If it wasn't for dairy products, my 2-year-old would waste away to nothing.
I recently switched him back to whole milk and whole milk yogurt since he's lost a couple pounds since September. Since he refuses to eat any vegetable and most fruits, I have resorted to V8 Fusion and yogurt- and chocolate-covered raisins, which are the bastard step-children of really healthy stuff, but I gotta do something. He had been on Juice-Plus, but now he refuses that. Sometimes I am able to mix some of the granular Juice-Plus (from a capsule) into his yogurt, but that is about as good as it gets.
He gets a multi-vitamin every day, and I've been on the lookout for sorta healthy foods that he might eat. Or, hell, to be honest, any food that might put some meat on his bones.
Anyhoo, all this focus on G's diet got me thinking about how obsessed I am, and a lot of parents are, with getting our kids to eat healthy. I certainly would rather be this way than buying junk food and not giving a darn what my kids eat, but I think I lose perspective in my quest to get my kids to eat an optimal diet.
For example, it is a recent phenomenon for people to be able to get fresh fruits and vegetables year-round. Humanity has survived a long time on people eating very basic staples....not the vast variety of brightly-hued produce that will allow us all to live to be 100.
N and I have been reading a Unicef book about kids from around the world that our neighbor gave her. Seeing how children in other countries dress, eat and live really makes me think about the goofy things I allow myself to stew over. Like my kids eating 5 fruits/veggies a day. People in other parts of the world eat the same bowl of rice and beans day-in and day-out and survive.
And that is the basic tenet of parenthood since the dawn of man. Get the kids to survive.

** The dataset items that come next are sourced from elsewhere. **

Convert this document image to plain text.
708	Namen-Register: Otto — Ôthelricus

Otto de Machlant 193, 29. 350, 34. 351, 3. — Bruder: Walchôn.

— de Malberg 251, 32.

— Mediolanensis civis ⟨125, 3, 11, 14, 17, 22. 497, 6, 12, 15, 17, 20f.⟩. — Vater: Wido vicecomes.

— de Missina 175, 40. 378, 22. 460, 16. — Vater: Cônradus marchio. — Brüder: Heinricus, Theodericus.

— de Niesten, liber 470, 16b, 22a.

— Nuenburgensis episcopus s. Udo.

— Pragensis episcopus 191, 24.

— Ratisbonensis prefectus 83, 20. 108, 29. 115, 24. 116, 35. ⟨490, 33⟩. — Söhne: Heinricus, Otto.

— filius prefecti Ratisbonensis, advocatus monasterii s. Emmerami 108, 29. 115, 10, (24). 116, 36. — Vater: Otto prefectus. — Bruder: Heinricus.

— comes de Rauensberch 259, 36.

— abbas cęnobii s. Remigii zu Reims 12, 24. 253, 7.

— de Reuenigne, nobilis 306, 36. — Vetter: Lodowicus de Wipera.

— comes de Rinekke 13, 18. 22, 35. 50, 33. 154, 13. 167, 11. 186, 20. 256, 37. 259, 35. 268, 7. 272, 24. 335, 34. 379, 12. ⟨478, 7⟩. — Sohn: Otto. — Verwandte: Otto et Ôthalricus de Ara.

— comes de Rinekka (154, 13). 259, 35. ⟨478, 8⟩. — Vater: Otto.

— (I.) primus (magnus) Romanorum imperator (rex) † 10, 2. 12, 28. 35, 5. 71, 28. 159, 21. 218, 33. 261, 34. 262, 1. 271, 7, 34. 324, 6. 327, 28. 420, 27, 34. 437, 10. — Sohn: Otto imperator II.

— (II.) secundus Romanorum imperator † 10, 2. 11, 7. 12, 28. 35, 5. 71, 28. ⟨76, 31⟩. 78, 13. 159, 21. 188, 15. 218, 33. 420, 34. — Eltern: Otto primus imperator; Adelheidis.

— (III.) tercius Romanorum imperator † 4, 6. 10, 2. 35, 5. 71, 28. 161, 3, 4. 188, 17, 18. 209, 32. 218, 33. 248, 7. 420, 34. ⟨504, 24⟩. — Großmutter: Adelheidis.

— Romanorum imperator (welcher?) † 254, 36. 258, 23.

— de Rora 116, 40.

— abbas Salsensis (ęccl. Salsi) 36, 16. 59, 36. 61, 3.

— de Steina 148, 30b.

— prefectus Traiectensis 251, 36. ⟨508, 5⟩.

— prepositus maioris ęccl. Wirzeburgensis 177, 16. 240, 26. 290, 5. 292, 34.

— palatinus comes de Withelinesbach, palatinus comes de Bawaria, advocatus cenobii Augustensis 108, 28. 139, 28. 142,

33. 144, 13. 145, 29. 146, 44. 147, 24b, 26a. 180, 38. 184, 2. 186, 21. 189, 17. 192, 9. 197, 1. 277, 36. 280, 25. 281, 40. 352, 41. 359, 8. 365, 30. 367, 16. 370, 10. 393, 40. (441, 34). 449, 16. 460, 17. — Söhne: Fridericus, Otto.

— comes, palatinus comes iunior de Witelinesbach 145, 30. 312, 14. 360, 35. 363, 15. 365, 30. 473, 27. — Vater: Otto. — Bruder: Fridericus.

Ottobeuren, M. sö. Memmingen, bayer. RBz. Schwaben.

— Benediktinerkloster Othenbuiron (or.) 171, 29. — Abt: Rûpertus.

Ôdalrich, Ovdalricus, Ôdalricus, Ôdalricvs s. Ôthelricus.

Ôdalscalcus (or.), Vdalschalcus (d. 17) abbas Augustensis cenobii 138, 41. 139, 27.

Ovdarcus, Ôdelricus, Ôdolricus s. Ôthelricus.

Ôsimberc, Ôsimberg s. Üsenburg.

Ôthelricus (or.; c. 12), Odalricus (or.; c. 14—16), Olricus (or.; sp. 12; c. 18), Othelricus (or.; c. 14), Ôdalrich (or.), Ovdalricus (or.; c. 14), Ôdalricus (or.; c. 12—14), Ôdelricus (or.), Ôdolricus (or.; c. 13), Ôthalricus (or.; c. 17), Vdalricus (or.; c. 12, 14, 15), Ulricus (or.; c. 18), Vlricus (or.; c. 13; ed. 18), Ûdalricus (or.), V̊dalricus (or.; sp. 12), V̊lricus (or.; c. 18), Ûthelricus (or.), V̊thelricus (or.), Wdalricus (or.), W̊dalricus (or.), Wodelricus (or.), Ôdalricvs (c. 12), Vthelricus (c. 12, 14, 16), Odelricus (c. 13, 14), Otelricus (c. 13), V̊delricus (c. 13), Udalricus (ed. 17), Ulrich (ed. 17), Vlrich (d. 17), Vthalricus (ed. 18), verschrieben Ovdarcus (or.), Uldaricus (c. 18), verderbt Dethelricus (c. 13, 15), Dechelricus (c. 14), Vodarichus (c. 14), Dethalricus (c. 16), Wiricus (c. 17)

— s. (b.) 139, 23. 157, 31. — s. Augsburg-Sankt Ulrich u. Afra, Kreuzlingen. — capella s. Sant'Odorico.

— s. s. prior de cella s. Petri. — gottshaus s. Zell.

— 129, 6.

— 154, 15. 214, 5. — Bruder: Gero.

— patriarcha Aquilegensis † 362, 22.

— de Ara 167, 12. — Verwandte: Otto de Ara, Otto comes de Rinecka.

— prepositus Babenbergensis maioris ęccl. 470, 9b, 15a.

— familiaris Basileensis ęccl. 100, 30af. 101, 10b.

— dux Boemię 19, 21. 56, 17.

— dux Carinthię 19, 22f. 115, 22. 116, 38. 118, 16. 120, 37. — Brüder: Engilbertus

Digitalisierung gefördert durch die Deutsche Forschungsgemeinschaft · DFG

Like his father and uncle, who barely eat any fruits/vegetables, G will probably be fairly healthy and grow to somewhere between 6'2" and 6'4". On dairy products. And air.
1 comment:
I am amazed -- astounded -- at how much time and energy I put into trying to make my kids eat nutritiously. Before I was a mom, it never occured to me that this would be so.
Thanks for putting it in perspective in your last few paragraphs.